Aux termes de l’article 1367 du code civil, la signature nécessaire à la perfection d’un acte juridique identifie son auteur. Elle manifeste son consentement aux obligations qui découlent de cet acte. Quand elle est apposée par un officier public, elle confère l’authenticité à l’acte.
Lorsqu’elle est électronique, elle consiste en l’usage d’un procédé fiable d’identification garantissant son lien avec l’acte auquel elle s’attache. La fiabilité de ce procédé est présumée, jusqu’à preuve contraire, lorsque la signature électronique est créée, l’identité du signataire assurée et l’intégralité de l’acte garantie, dans des conditions fixées par décret en Conseil d’État.
En l’espèce, la société Orange bank indique avoir contracté avec M. [F] le 9 décembre 2018. Il en résulte que le décret auquel renvoie l’article 1367 qui trouve à s’appliquer n’est pas le décret n° 2001-272 du 30 mars 2001 dont elle se prévaut, mais le décret n° 2017-1416 du 28 septembre 2017 relatif à la signature électronique, entré en vigueur le 1er octobre 2017.
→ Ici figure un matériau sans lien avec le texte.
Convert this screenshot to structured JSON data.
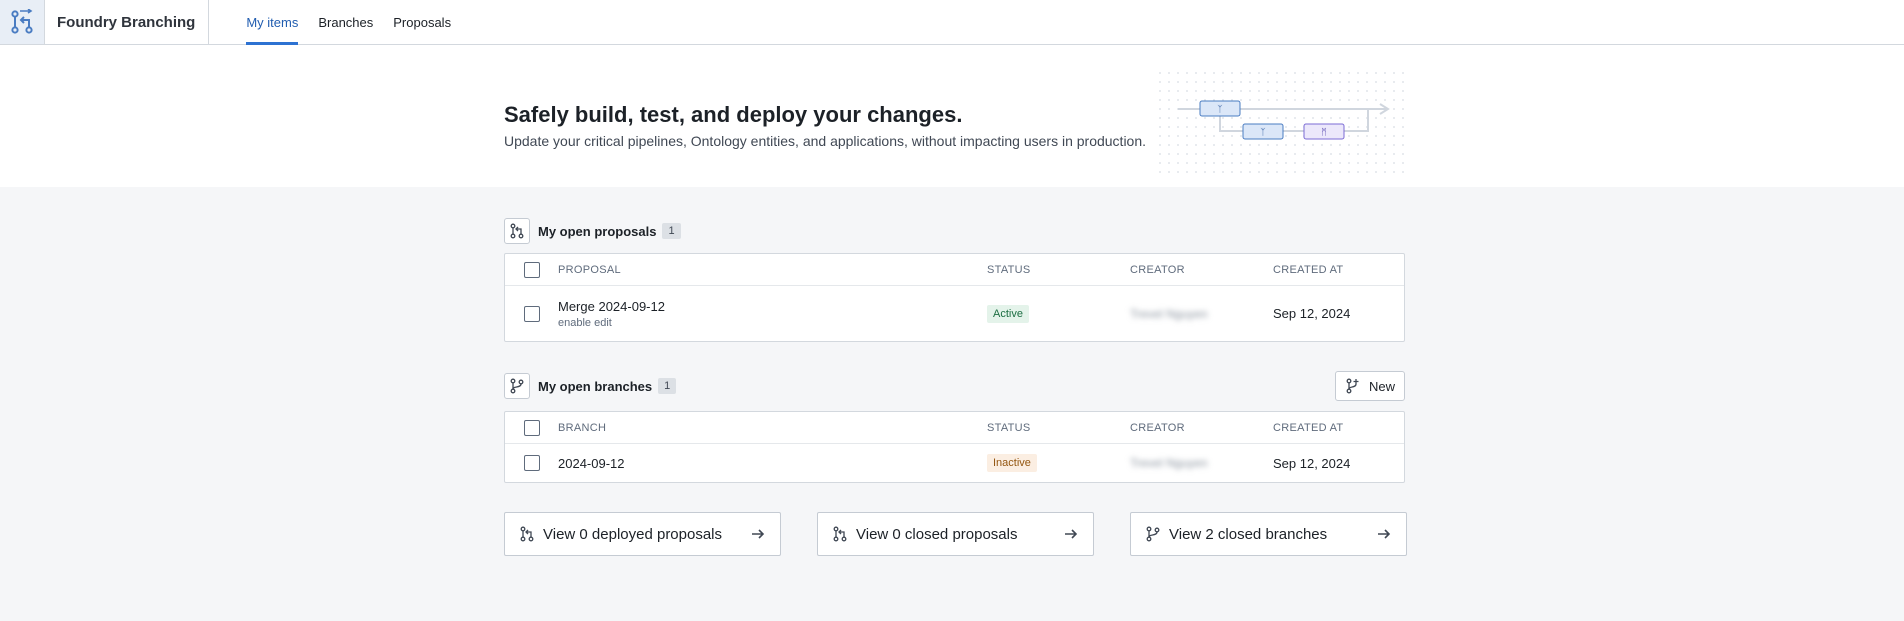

L’article 1er de ce décret pris pour l’application de l’article 1367 du code civil prévoit que la fiabilité d’un procédé de signature électronique est présumée jusqu’à preuve contraire, lorsque ce procédé met en 'uvre une signature électronique «'qualifiée'».
Est une signature «'qualifiée'», ainsi qu’il est précisé au second alinéa de cet article, une signature électronique avancée conforme à l’article 26 du règlement UE n° 910/2014 du 23 juillet 2014 sur l’identification électronique et les services de confiance pour les transactions électroniques au sein du marché [dit Règlement eIDAS] et créée à l’aide d’un dispositif de création de signature électronique qualifié répondant aux exigences de l’article 29 dudit règlement, qui repose sur un certificat qualifié de signature électronique répondant aux exigences de l’article 28 de ce règlement.
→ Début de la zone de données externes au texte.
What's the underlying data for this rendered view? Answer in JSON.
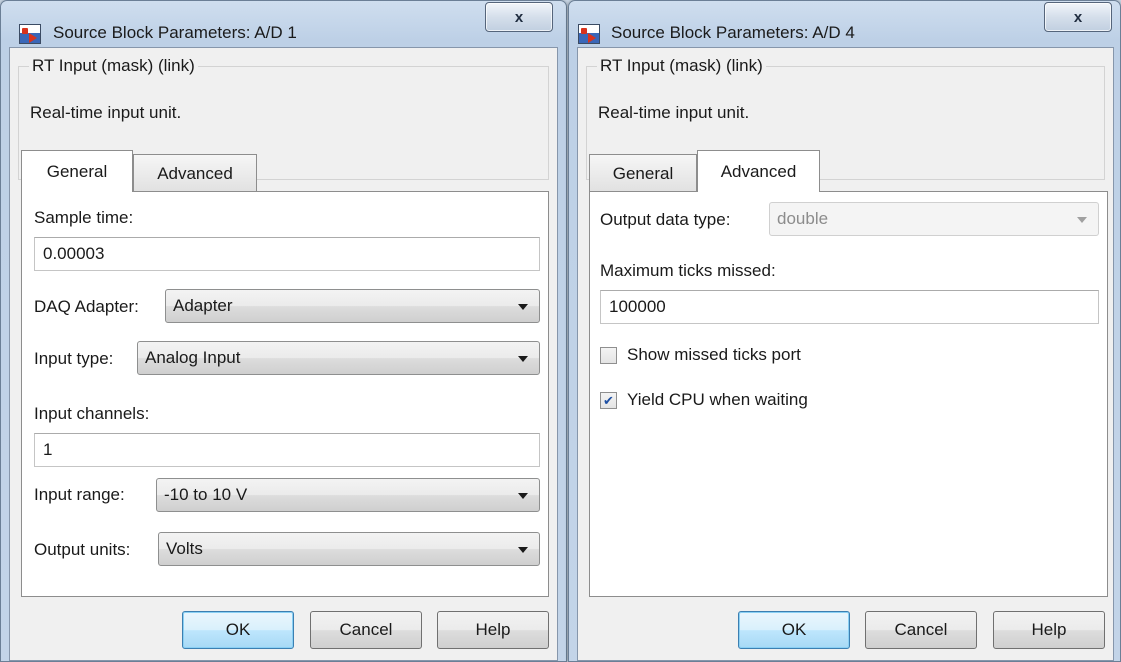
{
  "dialog_left": {
    "title": "Source Block Parameters: A/D 1",
    "close_label": "x",
    "group_title": "RT Input (mask) (link)",
    "group_desc": "Real-time input unit.",
    "tabs": [
      {
        "label": "General",
        "active": true
      },
      {
        "label": "Advanced",
        "active": false
      }
    ],
    "fields": {
      "sample_time_label": "Sample time:",
      "sample_time_value": "0.00003",
      "daq_adapter_label": "DAQ Adapter:",
      "daq_adapter_value": "Adapter",
      "input_type_label": "Input type:",
      "input_type_value": "Analog Input",
      "input_channels_label": "Input channels:",
      "input_channels_value": "1",
      "input_range_label": "Input range:",
      "input_range_value": "-10 to 10 V",
      "output_units_label": "Output units:",
      "output_units_value": "Volts"
    },
    "buttons": {
      "ok": "OK",
      "cancel": "Cancel",
      "help": "Help"
    }
  },
  "dialog_right": {
    "title": "Source Block Parameters: A/D 4",
    "close_label": "x",
    "group_title": "RT Input (mask) (link)",
    "group_desc": "Real-time input unit.",
    "tabs": [
      {
        "label": "General",
        "active": false
      },
      {
        "label": "Advanced",
        "active": true
      }
    ],
    "fields": {
      "output_data_type_label": "Output data type:",
      "output_data_type_value": "double",
      "max_ticks_label": "Maximum ticks missed:",
      "max_ticks_value": "100000",
      "show_missed_label": "Show missed ticks port",
      "show_missed_checked": false,
      "yield_cpu_label": "Yield CPU when waiting",
      "yield_cpu_checked": true
    },
    "buttons": {
      "ok": "OK",
      "cancel": "Cancel",
      "help": "Help"
    }
  },
  "colors": {
    "title_bar": "#c3d4e8",
    "client_bg": "#f0f0f0",
    "default_button": "#bee6fd",
    "checkbox_mark": "#1d4fa3"
  }
}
La présomption de fiabilité de la signature électronique, comme toute présomption, déplace l’objet de la preuve, mais ne la supprime pas'; l’appelante n’est par conséquent pas dispensée de cette preuve.
Pour bénéficier de la présomption dont elle se prévaut, la société Orange bank doit rapporter la preuve de l’existence de la signature électronique elle-même, et la preuve de sa qualification, qui passe par celle d’un dispositif de création qualifié conformément à la définition réglementaire de la signature électronique qualifiée. Seule cette double preuve lui permet de bénéficier de la présomption de fiabilité de la signature électronique portant sur l’intégralité de l’acte et l’identité du signataire.
Au cas particulier, la société Orange bank produit en pièce 13 l’attestation de certification de son prestataire de services de confiance, la société Docusign France, valable pour la période du 24 juillet 2017 au 23 juillet 2019, et établie par la société LSTI, tiers certificateur inscrit sur la liste de l’ANSSI.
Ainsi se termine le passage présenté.